Monday, September 18, 2006
The Clean Alternative Energy Act calls for a one-and-a-half to six percent tax on oil drilled in California. The tax would stay in place until it raises four billion dollars. That's expected to happen over the next ten years. Proceeds would be spent on programs and research designed to develop alternative fuels. The goal is to cut California's dependence on oil by 25 percent over the next decade.
The battle over proposition 87 is well funded. Proposition 87 Supporters are taking on California oil companies. They're making the most of public dissatisfaction with high gas prices.
Ad : "The oil companies are making us pay. They made $78 billion last year.
Make oil companies pay and make it illegal to pass the cost to us. Yes on 87 for cleaner energy."
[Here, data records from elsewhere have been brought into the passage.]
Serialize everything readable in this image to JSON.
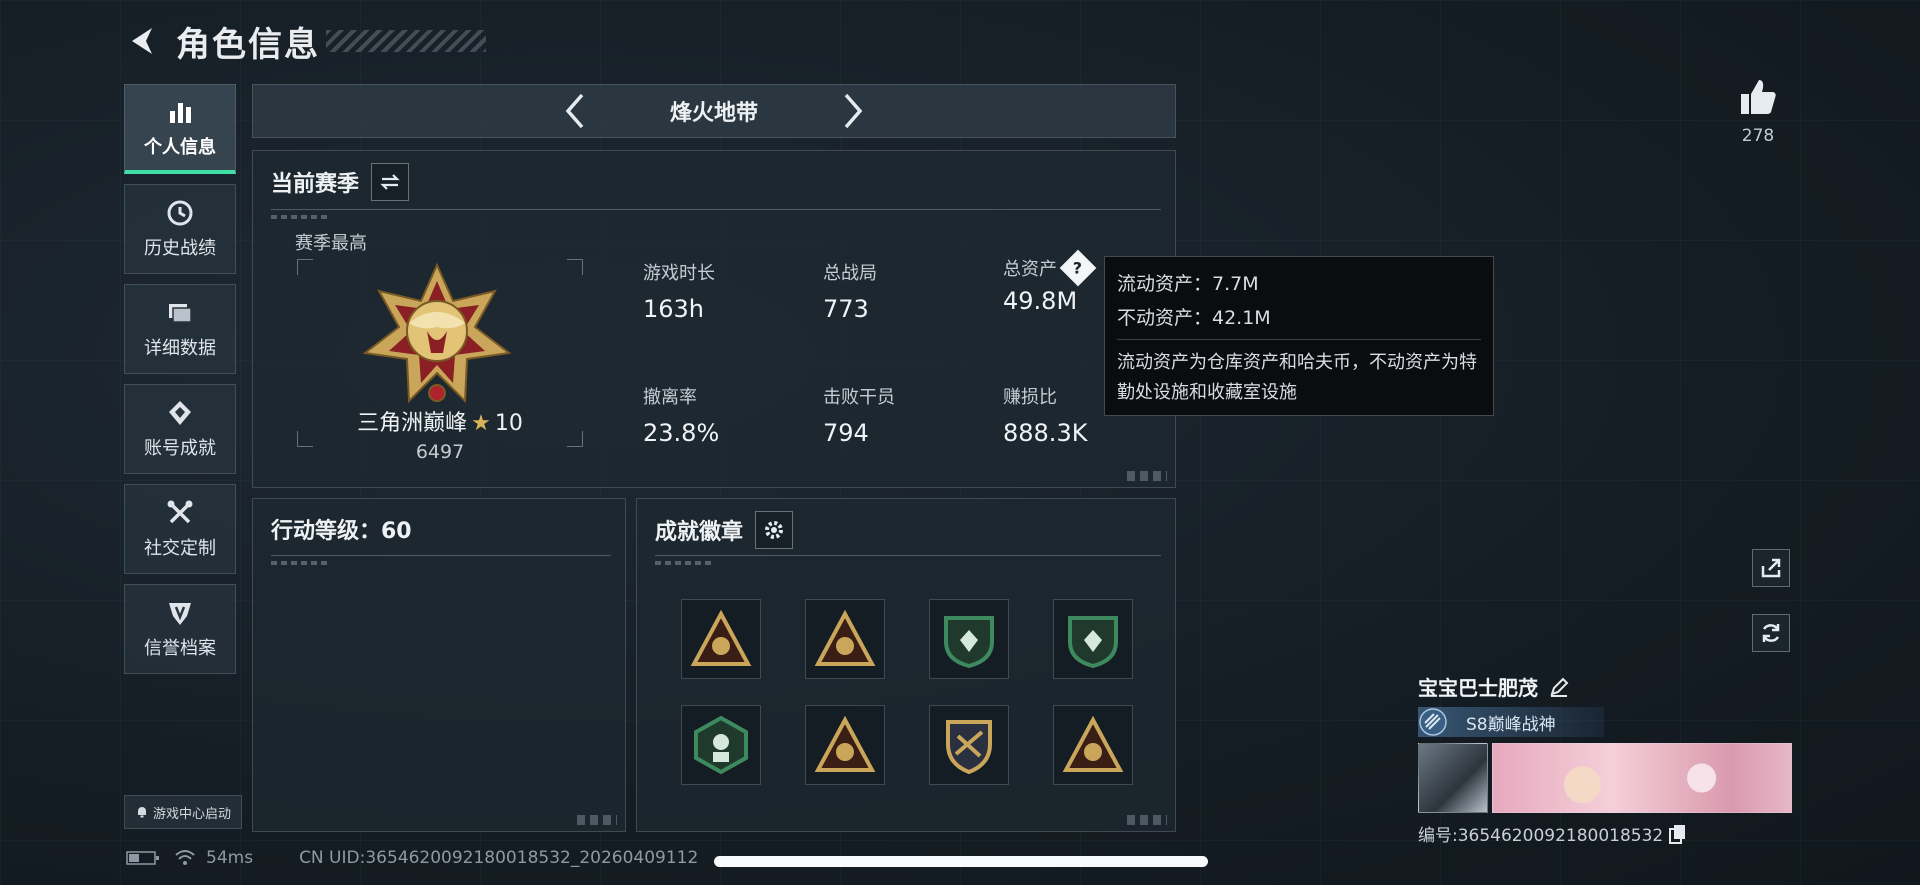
{
  "header": {
    "title": "角色信息"
  },
  "sidebar": {
    "items": [
      {
        "label": "个人信息",
        "icon": "bar-chart-icon",
        "active": true
      },
      {
        "label": "历史战绩",
        "icon": "history-icon"
      },
      {
        "label": "详细数据",
        "icon": "folder-icon"
      },
      {
        "label": "账号成就",
        "icon": "achievement-icon"
      },
      {
        "label": "社交定制",
        "icon": "tools-icon"
      },
      {
        "label": "信誉档案",
        "icon": "shield-icon"
      }
    ]
  },
  "mode": {
    "title": "烽火地带"
  },
  "season": {
    "title": "当前赛季",
    "best_label": "赛季最高",
    "rank_name": "三角洲巅峰",
    "rank_stars": "10",
    "rank_score": "6497",
    "stats": [
      {
        "label": "游戏时长",
        "value": "163h"
      },
      {
        "label": "总战局",
        "value": "773"
      },
      {
        "label": "总资产",
        "value": "49.8M"
      },
      {
        "label": "撤离率",
        "value": "23.8%"
      },
      {
        "label": "击败干员",
        "value": "794"
      },
      {
        "label": "赚损比",
        "value": "888.3K"
      }
    ],
    "help_symbol": "?"
  },
  "tooltip": {
    "line1": "流动资产：7.7M",
    "line2": "不动资产：42.1M",
    "desc": "流动资产为仓库资产和哈夫币，不动资产为特勤处设施和收藏室设施"
  },
  "level": {
    "title": "行动等级：60"
  },
  "badges": {
    "title": "成就徽章",
    "items": [
      {
        "name": "badge-1",
        "shape": "triangle",
        "color": "#c9a65a"
      },
      {
        "name": "badge-2",
        "shape": "triangle",
        "color": "#c9a65a"
      },
      {
        "name": "badge-3",
        "shape": "shield",
        "color": "#3e8a5f"
      },
      {
        "name": "badge-4",
        "shape": "shield",
        "color": "#3e8a5f"
      },
      {
        "name": "badge-5",
        "shape": "hexagon",
        "color": "#3e8a5f"
      },
      {
        "name": "badge-6",
        "shape": "triangle",
        "color": "#c9a65a"
      },
      {
        "name": "badge-7",
        "shape": "crest",
        "color": "#c9a65a"
      },
      {
        "name": "badge-8",
        "shape": "triangle",
        "color": "#c9a65a"
      }
    ]
  },
  "game_center": {
    "label": "游戏中心启动"
  },
  "status": {
    "ping": "54ms",
    "uid": "CN UID:3654620092180018532_20260409112"
  },
  "likes": {
    "count": "278"
  },
  "profile": {
    "name": "宝宝巴士肥茂",
    "title": "S8巅峰战神",
    "id_line": "编号:3654620092180018532"
  },
  "colors": {
    "accent": "#3fe0a8",
    "gold": "#c9a65a"
  }
}
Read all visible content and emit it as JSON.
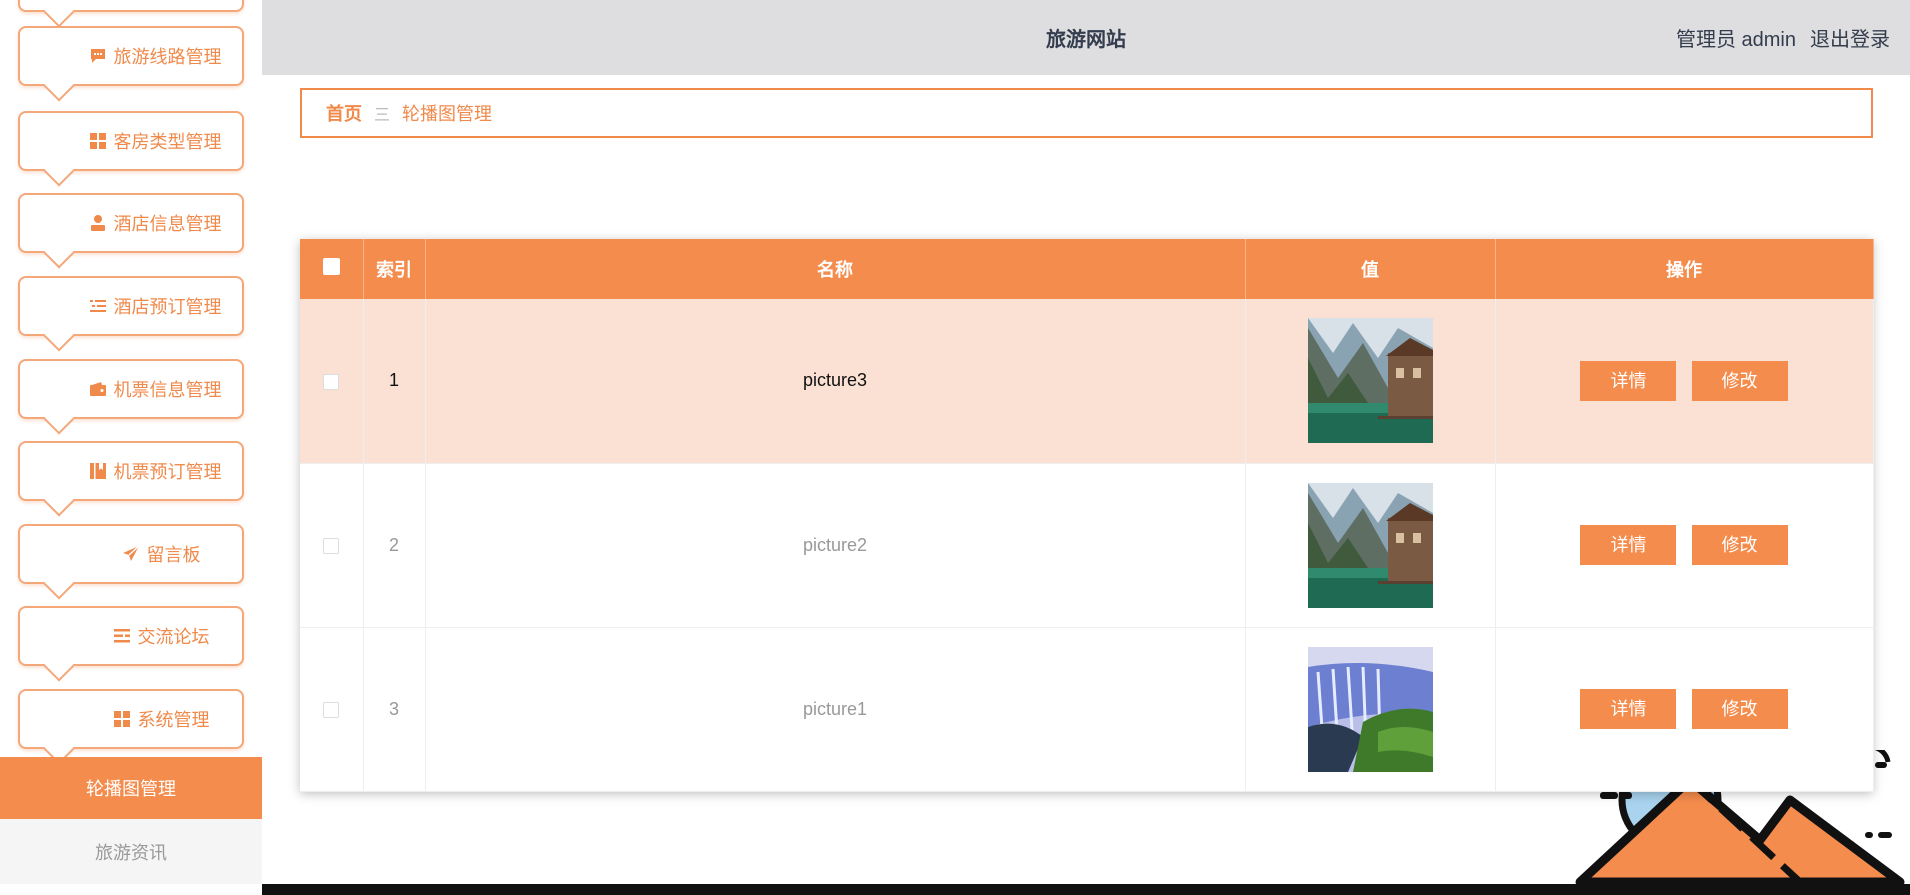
{
  "sidebar": {
    "menu": [
      {
        "label": "旅游线路管理",
        "icon": "message-icon"
      },
      {
        "label": "客房类型管理",
        "icon": "grid-icon"
      },
      {
        "label": "酒店信息管理",
        "icon": "user-icon"
      },
      {
        "label": "酒店预订管理",
        "icon": "list-icon"
      },
      {
        "label": "机票信息管理",
        "icon": "wallet-icon"
      },
      {
        "label": "机票预订管理",
        "icon": "book-icon"
      },
      {
        "label": "留言板",
        "icon": "send-icon"
      },
      {
        "label": "交流论坛",
        "icon": "align-icon"
      },
      {
        "label": "系统管理",
        "icon": "grid-icon"
      }
    ],
    "submenu": [
      {
        "label": "轮播图管理",
        "active": true
      },
      {
        "label": "旅游资讯",
        "active": false
      }
    ]
  },
  "header": {
    "title": "旅游网站",
    "user_label": "管理员 admin",
    "logout_label": "退出登录"
  },
  "breadcrumb": {
    "home": "首页",
    "separator": "三",
    "current": "轮播图管理"
  },
  "table": {
    "columns": [
      "索引",
      "名称",
      "值",
      "操作"
    ],
    "rows": [
      {
        "index": "1",
        "name": "picture3",
        "image": "lake-cabin-photo",
        "highlighted": true
      },
      {
        "index": "2",
        "name": "picture2",
        "image": "lake-cabin-photo",
        "highlighted": false
      },
      {
        "index": "3",
        "name": "picture1",
        "image": "waterfall-photo",
        "highlighted": false
      }
    ],
    "actions": {
      "detail": "详情",
      "edit": "修改"
    }
  },
  "colors": {
    "accent": "#f48c4d",
    "header_bg": "#dedddf",
    "row_highlight": "#fbe1d4"
  }
}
Thad Kousser is a political analyst at UC San Diego. He says oil companies are wearing the black hats this political season.
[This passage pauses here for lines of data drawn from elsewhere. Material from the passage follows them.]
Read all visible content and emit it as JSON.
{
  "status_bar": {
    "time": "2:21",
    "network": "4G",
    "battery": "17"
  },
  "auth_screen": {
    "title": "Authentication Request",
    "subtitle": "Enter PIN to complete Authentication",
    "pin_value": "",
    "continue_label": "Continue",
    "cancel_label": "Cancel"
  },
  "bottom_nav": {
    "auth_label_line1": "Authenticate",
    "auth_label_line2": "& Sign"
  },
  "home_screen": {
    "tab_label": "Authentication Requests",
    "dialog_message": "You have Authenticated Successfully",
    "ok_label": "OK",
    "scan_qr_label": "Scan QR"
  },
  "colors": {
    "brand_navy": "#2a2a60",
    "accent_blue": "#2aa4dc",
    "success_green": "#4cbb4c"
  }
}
Kousser: "It was Enron and big CEO's a few years ago. Today, it the folks who are making us pay three dollars at the pump. The backers of prop 87 are hoping that Californians hate oil companies even more than they hate taxes."
Kousser says Prop 87 opponents are banking on the state's long anti-tax history. Voters have repeated voted down new taxes of any kind.
Ad: "So now they want to increase oil taxes? Really? A $4 billion dollar state tax increase on oil. Ouch. Since when is that a good idea? Vote no on 87. It's a recipe for waste, not progress."
Kousser says the ads are pretty typical for a well funded initiative battle. Each side focuses on an issue designed to resonates with voters.
Kousser: "To be effective, ballot propositions have to be complex laws. But to be effective, 30 second TV spots have to be simple, so by definition. you're always going to have ads that are misleading, that only focus on the good things and don't talk about the costs and trade-offs. Or only pull out that one flaw in the initiative that opponents want to emphasize."
Energy companies are pumping more than 30 million dollars into the effort to defeat proposition 87. The biggest contributors are Chevron and Aera Energy. Both companies extract crude from California oil fields. No-on-87 spokesman Scott MacDonald says the message is simple.
MacDonald: "We do not need a tax that will increase the cost of gasoline and diesel fuel and aviation fuel at a time when they're at record levels. And our economy has already felt the drag from it. And even if we are recovering some. We don't need to be pushing our record gas prices back up. We do not need that."
On the other side, Venture Capitalists are putting tens of millions of dollars into the effort to pass proposition 87. Some of them stand to benefit from research money generated by the measure. The Utility Consumers' Action Network supports 87. Executive Director Michael Shames says California voters would benefit from that investment in the future.
Shames: "The alternative fuels that may come about as a result of the investments from this new fee, could generate the kind of competition we need at the pump so that the gasoline companies don't have us over a barrel."
Shames says the measure specifically prohibits oil companies from passing the cost on to consumers, but he concedes that may be difficult to do.
Alan Sweedler runs the Center for Energy and Environmental studies at San Diego State University. He says the carbon based oil economy won't last forever. Sweedler says its prudent to begin developing alternatives fuels, now.
Sweedler: "I would prefer to see the federal government to step up to the plate and say this is an issue that we have to deal with and then provide funding through the normal budgetary mechanisms, but the federal government is not doing as much as it should."
The federal government's reticence opens the door for California to become a leader in alternative fuel research. However, when voters consider proposition 87, they'll likely decide which they dislike more; oil company profits or a new state tax on the industry. Erik Anderson, KPBS News.